We didn’t take many photos because we’ve documented this walk several times – just a couple at our lunch destination:

It was a really cold day here, a bit of a contrast to the spring weather we had all last week – the maximum was 13 degrees Celsius, but most of the time the apparent temperature hovered around 8 degrees. This is a good day to do uphill walking through a forested hillside – you don’t end up overheating. Also, in the forest you’re sheltered from the cold winds blowing on a day like today. But up at the lookout, the icy Antarctic wind blasted us and we cowered on this side of the rock in the pictures to eat our sandwiches and sip hot tea from a thermos, and didn’t linger after that.

Just to the left of Brett’s ear you can see Lake Williams, and if you look closely just under my left hand (right in the picture) you can just make out Hanging Rock which we walked to a while back (see here). The headland in the distance (just above and to the left of Brett’s head) is Point Hillier, which we also walked recently (see first entry above). It is exciting to start to recognise in the distance the places you’ve walked before, from a lookout point. But it was so cold and windy in that spot that we couldn’t even line the horizons up straight in a dozen attempts!

The walk back was mostly downhill, and we thoroughly enjoyed the different perspective. This is one of our favourite walks – it combines Karri Forest, granite monadnocks similar to the Porongurup Ranges (see here), and scenic views over the countryside and coastline.

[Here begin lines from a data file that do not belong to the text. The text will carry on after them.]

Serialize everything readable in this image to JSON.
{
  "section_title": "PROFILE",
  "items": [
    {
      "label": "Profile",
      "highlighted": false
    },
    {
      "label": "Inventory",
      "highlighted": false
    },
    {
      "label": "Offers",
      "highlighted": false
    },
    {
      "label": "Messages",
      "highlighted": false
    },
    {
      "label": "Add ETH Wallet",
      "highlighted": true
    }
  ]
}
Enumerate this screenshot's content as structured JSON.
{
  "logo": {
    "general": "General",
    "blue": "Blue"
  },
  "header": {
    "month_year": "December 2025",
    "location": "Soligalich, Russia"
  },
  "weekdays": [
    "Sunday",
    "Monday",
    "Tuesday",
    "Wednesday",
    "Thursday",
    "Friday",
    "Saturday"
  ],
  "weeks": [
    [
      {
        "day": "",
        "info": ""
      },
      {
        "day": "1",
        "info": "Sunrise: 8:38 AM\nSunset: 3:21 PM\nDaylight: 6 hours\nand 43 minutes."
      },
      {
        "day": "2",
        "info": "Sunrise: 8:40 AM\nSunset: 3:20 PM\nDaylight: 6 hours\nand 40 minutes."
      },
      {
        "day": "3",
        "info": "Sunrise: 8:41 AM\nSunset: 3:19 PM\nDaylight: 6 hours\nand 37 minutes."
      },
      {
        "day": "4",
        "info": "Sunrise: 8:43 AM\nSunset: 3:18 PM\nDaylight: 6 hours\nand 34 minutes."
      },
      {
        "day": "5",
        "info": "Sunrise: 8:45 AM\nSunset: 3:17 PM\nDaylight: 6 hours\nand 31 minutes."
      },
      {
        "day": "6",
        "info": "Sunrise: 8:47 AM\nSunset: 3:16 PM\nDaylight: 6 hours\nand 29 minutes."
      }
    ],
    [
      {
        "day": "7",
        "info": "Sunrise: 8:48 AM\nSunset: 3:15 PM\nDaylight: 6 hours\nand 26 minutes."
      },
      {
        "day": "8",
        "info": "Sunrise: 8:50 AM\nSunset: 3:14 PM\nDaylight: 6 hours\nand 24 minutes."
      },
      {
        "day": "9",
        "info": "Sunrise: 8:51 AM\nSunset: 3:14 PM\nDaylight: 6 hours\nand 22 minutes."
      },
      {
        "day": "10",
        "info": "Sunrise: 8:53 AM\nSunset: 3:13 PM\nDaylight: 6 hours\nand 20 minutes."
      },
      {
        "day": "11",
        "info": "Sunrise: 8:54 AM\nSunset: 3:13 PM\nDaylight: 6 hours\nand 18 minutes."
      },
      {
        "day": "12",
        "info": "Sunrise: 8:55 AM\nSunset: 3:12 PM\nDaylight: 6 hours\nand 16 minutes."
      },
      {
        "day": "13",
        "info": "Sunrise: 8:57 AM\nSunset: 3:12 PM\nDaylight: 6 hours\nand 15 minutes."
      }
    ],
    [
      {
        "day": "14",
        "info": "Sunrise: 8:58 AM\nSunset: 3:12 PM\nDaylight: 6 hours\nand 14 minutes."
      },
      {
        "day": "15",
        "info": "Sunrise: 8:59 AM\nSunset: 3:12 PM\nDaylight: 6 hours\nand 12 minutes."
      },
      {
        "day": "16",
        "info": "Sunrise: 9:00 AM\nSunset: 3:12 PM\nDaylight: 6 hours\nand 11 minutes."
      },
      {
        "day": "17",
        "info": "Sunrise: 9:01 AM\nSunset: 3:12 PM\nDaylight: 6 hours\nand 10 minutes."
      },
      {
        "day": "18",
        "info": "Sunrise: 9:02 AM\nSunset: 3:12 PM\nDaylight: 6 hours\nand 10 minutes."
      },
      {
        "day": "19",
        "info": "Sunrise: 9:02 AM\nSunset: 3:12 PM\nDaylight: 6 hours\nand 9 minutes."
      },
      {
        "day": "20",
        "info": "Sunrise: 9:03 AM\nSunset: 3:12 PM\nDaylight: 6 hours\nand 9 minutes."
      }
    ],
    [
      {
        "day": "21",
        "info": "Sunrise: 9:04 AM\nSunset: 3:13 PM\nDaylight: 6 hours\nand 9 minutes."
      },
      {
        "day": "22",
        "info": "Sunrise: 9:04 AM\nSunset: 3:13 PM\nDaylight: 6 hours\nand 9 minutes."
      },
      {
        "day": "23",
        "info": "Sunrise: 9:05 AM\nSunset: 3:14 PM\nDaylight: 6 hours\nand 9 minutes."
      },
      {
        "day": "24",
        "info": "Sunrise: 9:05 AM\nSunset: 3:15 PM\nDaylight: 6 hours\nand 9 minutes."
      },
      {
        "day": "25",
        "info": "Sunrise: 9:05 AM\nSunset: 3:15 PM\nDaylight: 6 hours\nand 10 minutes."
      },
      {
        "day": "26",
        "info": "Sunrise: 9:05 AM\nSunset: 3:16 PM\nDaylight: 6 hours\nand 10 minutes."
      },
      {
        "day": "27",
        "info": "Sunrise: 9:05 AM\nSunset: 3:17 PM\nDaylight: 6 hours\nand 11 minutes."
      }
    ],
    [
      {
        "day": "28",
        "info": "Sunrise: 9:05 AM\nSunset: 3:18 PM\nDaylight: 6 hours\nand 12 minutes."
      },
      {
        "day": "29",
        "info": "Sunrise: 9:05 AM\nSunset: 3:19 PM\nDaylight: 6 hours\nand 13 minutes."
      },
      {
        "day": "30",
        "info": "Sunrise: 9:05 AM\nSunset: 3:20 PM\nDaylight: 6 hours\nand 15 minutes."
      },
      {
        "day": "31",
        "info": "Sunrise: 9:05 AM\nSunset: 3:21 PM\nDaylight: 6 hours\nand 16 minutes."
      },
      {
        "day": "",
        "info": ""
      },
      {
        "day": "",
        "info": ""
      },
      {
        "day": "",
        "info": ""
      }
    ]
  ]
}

Also it has a really impressive series of natural rock “castles” – one of which has an extensive cave in it (which you can see inside shots of in the links above).

Mt Hallowell provides an excellent all-body workout because of its considerable gradients, twisty-turny paths, uneven footing, boulder-crossings, obstacles, etc, so that you’re using muscles you never use walking on easy footing. All the while, the birds are singing, you’re surrounded by nature, the air is fresh and carries wonderful damp-earth, eucalyptus and other distinctive plant aromas, and you’re not having to put up with horrible music or other people’s sweat, unlike going to a circuit training class.

We had a really happy outing today – and we weren’t even exhausted after walking three hours, which was a bonus!